New Poem: 'American Art'

In this week's New Yorker magazine Louis Menand writes about poetry: Why do people write and read it, and what difference does it make? There's a lot of this going around. If you have been in the literary game for about 40 years like me, you notice there's a lot of self-checking in the media by poets and commentators. At the same time there seems to be as much poetry as I've seen since the 1970s, by which I mean new poetry and public poetry events. People are forever asking themselves, some people I should say, What's poetry got to do with anything? And then they begin talking about the meaning of existence and foundations of culture, fitting in poets from Ancient Rome to Harlem in New York City. The article references Claudia Rankine's recent book Citizen: An American Lyric, in which she writes about race, society, and perception. The book has sold 200,000 copies.

Menand, whose writing I admire, finally comes down to this: "I started out as a poet, too, ... but I got the same painful pleasure out of writing prose---the pleasure of trying to put the right words in the right order. And I took away from my experience with poetry something else. I understood that the reason people write poems is the reason people write. They have something to say."

The following is a new poem, just a day or so old. With my wife and two friends this past Sunday I visited the Addison Gallery of American Art on the campus of Phillips Academy in Andover, Mass. Afterwards, I had something to say about what we saw. 

 

American Art

 

We were up to the Addison Gallery in Andover, Mass.,

Enjoying some famous Homer seascapes in the collection,

The black-and-yellow log cabin canvas by alum Frank Stella,

And a small Louise Nevelson with halved stair spindles,

As well as the model ships in the crypt, the lot of them

Like doll houses for men, precise and climate-controlled

In their jumbo cases, craftworks by retired captains,

The mother ships built in East Boston or Newburyport,

Running the lanes from Liverpool to East America

Or down to Venezuela and back through the Antilles—

Before we stepped left into the library of blonde wood

Whose walls held photo-documents of the nation’s

Race war of the mid-twentieth century, pictures by Gordon Parks,

James Karales, Ernest C. Withers, Stephen Shames: a young

John Lewis getting in the way just as he urges we do;

Black men in suits with Allah placards; a pained Reverend King

Waiting to speak at the memorial for four girls murdered

At the bombed 16th St.

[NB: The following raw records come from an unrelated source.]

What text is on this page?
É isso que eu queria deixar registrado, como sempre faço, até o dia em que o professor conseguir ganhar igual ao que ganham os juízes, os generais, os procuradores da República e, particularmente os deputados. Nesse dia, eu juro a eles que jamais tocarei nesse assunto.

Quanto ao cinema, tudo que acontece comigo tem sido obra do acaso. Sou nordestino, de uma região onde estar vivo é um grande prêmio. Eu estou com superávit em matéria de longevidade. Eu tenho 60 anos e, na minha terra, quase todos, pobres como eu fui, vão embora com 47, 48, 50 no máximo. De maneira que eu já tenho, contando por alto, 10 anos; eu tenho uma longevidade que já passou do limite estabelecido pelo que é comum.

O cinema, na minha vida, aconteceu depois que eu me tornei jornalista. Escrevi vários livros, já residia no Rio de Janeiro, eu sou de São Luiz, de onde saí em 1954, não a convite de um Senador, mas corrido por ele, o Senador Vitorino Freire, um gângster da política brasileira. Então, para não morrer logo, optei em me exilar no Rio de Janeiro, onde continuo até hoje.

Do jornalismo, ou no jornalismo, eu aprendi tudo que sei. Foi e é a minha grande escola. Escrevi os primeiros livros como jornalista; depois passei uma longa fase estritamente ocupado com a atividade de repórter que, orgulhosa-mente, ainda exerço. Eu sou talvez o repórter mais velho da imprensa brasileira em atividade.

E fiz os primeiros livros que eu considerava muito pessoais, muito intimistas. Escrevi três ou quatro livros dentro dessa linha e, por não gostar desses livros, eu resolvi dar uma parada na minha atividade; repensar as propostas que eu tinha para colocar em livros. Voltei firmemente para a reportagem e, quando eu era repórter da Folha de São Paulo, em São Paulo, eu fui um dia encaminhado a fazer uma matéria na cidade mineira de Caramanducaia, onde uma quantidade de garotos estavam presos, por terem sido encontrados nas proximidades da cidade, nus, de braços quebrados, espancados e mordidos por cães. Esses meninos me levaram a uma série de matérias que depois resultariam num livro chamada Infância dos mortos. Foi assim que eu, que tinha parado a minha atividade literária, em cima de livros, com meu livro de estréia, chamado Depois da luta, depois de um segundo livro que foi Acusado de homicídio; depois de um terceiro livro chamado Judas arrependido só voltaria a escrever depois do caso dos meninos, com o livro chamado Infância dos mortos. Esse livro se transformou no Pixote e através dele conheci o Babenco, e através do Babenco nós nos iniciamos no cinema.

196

Baptist Church in Birmingham;

One African American soldier on his way to Vietnam;

And an image of a white woman in a dress outside a diner

Who is scolding a bunch of white men busy tormenting

Human rights defenders sitting in the street, a drama

Photographer Danny Lyon saw only once in those years,

According to his Memories of the Southern Civil Rights Movement.

When the men taunting her said, “Why don’t you marry one?”

She sat on the ground with the volunteer freedom fighters.